Since 1966, the NLRB has required employers to provide a union with a list of names and home addresses of employees eligible to vote in a union representation election.  This is called the Excelsior list. In February 2014, the NLRB re-proposed expanding the Excelsior list in the ambush elections proposed rule. The NLRB’s proposed expansion of the Excelsior language would require employers to include voter-eligible employees’ personal telephone numbers, e-mail addresses, work locations, shift times, and job classifications on the Excelsior list. The amendment would also block the NLRB from reversing current policy and forcing businesses to allow pro-union employees to use employer-owned email and other electronic systems to send out union organizing propaganda.   

Alexander cited examples of unions violating workers’ privacy.
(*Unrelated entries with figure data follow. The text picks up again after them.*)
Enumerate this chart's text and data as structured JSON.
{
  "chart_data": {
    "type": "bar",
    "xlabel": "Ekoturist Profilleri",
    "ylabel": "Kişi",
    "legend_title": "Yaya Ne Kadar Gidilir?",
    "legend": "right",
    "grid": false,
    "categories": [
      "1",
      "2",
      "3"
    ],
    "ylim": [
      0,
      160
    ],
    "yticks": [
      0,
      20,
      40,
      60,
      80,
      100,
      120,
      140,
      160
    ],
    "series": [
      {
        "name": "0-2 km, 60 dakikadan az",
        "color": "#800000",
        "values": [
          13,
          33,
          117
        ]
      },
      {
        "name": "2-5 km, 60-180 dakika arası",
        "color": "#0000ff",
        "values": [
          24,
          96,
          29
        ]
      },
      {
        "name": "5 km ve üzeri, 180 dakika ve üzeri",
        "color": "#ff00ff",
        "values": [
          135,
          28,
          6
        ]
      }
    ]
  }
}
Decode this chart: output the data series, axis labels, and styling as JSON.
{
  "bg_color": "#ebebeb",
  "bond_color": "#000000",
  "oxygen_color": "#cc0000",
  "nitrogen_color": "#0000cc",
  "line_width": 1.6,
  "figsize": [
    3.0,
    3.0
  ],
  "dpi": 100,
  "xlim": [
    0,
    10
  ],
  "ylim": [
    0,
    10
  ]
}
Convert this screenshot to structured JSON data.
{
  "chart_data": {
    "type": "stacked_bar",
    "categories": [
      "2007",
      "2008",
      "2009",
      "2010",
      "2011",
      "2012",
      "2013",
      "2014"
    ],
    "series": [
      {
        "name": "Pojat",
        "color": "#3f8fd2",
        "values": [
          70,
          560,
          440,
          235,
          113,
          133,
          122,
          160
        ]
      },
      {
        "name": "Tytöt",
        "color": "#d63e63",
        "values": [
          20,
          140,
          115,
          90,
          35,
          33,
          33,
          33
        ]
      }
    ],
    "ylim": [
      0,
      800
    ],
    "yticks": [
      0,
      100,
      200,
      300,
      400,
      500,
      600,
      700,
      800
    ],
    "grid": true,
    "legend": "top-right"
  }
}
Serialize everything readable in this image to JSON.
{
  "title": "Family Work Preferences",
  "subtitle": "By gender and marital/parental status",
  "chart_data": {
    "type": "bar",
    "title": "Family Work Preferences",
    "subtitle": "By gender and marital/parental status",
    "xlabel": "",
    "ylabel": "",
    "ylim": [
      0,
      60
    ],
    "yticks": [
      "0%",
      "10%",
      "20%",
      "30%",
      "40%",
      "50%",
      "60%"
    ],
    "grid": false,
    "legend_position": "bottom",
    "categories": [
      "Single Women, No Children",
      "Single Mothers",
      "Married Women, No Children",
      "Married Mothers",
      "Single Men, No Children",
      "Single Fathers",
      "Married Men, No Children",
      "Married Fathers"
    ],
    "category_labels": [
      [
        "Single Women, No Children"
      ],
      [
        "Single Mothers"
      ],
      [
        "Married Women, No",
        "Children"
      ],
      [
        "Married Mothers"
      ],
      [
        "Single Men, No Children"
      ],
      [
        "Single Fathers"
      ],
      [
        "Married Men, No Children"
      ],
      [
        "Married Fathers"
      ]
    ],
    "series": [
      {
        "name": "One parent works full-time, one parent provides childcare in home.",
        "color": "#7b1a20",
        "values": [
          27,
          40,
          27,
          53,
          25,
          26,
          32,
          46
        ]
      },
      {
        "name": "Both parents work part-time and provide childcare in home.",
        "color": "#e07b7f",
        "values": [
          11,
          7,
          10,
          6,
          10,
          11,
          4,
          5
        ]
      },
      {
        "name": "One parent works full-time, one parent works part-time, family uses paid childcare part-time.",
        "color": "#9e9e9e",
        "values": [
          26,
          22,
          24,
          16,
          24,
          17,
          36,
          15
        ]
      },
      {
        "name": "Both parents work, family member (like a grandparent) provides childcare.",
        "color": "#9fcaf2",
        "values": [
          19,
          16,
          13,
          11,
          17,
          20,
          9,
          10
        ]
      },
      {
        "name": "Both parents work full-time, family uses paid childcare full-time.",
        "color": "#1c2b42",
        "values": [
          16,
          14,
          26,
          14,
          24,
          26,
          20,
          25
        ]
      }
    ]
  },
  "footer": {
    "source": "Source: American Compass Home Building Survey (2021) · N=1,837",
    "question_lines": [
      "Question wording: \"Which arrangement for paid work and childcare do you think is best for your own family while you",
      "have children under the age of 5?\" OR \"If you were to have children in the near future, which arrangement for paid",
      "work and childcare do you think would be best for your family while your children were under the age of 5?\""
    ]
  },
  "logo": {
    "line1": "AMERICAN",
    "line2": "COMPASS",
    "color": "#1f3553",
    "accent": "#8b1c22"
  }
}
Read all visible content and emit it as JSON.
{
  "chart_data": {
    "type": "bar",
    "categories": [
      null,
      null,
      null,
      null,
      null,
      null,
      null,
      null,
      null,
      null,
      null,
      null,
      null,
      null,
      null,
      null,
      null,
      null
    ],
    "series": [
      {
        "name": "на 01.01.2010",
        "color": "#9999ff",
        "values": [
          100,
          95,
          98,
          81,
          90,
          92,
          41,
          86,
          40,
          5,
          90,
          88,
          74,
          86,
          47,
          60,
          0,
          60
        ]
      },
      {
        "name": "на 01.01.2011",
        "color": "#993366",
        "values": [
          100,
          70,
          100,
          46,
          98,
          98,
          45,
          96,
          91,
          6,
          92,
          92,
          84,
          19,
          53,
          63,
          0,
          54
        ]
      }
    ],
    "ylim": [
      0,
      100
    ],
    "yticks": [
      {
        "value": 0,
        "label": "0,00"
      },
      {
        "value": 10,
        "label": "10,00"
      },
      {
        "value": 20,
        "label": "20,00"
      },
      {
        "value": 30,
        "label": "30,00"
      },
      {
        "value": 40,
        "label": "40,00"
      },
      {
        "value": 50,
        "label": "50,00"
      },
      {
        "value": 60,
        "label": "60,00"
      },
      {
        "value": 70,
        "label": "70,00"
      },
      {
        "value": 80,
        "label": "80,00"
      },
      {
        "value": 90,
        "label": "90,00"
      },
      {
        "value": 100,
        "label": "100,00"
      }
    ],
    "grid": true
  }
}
In one case, in 2010, agents of Communication Workers of America Local 1103 in Connecticut used personal information that they attained about one woman who did not support the union to sign her up for hundreds of unsolicited and unwanted magazines and consumer products.

“As I’ve said before, the National Labor Relations Board has become far too politicized under recent administrations,” Alexander said. “That didn’t start with the Obama administration, but it’s gotten worse with this administration as it has moved toward the side of union advocacy with such things as ambush elections and micro-unions and undermining state right-to-work laws.”

“The National Labor Relations Board should be an umpire rather than an advocate,” he said.

4.   An amendment to require the Obama Administration to be honest with the public about Obamacare by reporting basic facts on the federally-run insurance exchange for 36 states, such as the number of people signed up and making premium payments.

Alexander introduced similar legislation as a standalone bill last year and the House of Representatives passed that bill on January 16, 2014, by a bipartisan vote of 259 to 154. A total of 33 House Democrats voted to pass the legislation.

“It’s very simple and it shouldn’t be controversial or a ‘tough’ vote for any senator,” Alexander said. “It would simply require the Obama administration to provide weekly reports during open enrollment to Congress, states, and the public about the federally-run exchange for 36 states.”

“This is the Internet age—even before the Internet age, McDonald’s could tell you how many hamburgers it was selling every day, and RCA could tell you how many Elvis Presley albums it had left on the shelves.”